Physics-Informed Neural Networkにおける学習ダイナミクスの解析 — 2D鍋対流問題を題材として
本研究は、2次元鍋自然対流問題を解くPhysics-Informed Neural Network(PINN)の内部表現の学習ダイナミクスを、Centered Kernel Alignment(CKA)による相転移解析およびフィルタ正規化損失ランドスケープの可視化によって分析したものである。Picard反復による段階的学習(熱→流体→結合)の過程で、ネットワーク内部の表現がどのように変化し収束するかを定量的に明らかにした。
主要な結果
- 深い層が物理を学ぶ: 浅い層(L1-L3)は早期に安定した入力変換を獲得し、深い層(L5-L6)がPDE制約や浮力結合などの物理的関係の符号化を担う。特にFluidNetの最終層(Layer 6)で劇的な表現の相転移が観測された。

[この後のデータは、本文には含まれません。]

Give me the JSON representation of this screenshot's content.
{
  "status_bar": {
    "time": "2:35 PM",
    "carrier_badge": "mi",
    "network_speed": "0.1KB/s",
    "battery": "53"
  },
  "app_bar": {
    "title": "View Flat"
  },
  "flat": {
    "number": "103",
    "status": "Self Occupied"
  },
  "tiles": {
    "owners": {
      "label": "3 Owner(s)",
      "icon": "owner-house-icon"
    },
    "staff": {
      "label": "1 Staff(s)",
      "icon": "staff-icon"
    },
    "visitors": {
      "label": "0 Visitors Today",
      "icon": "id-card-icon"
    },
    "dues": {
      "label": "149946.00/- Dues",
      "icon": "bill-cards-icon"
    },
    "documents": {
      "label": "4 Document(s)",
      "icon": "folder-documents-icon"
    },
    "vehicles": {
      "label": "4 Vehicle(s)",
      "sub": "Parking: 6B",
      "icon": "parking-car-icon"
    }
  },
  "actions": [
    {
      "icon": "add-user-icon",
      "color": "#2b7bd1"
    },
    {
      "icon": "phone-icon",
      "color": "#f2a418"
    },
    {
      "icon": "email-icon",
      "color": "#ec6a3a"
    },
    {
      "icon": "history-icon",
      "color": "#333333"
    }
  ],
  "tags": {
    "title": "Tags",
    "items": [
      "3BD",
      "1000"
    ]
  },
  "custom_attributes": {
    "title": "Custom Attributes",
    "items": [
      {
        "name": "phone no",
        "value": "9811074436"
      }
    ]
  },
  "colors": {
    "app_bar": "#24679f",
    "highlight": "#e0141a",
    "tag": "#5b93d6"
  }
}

- Picard反復の収束を確認: 反復が進むにつれ表現変化速度のピークが減少し、累積ドリフトも安定化。CKAヒートマップのブロック構造からも収束が視覚的に確認された。
- PDE損失面は鋭い針状の最小値を持つ: Li et al. (2018) の手法による損失ランドスケープ解析で、PDE損失がBC損失と比較して極めて鋭い最小値を持つことが判明。段階的学習とコサインアニーリングの重要性を示唆する。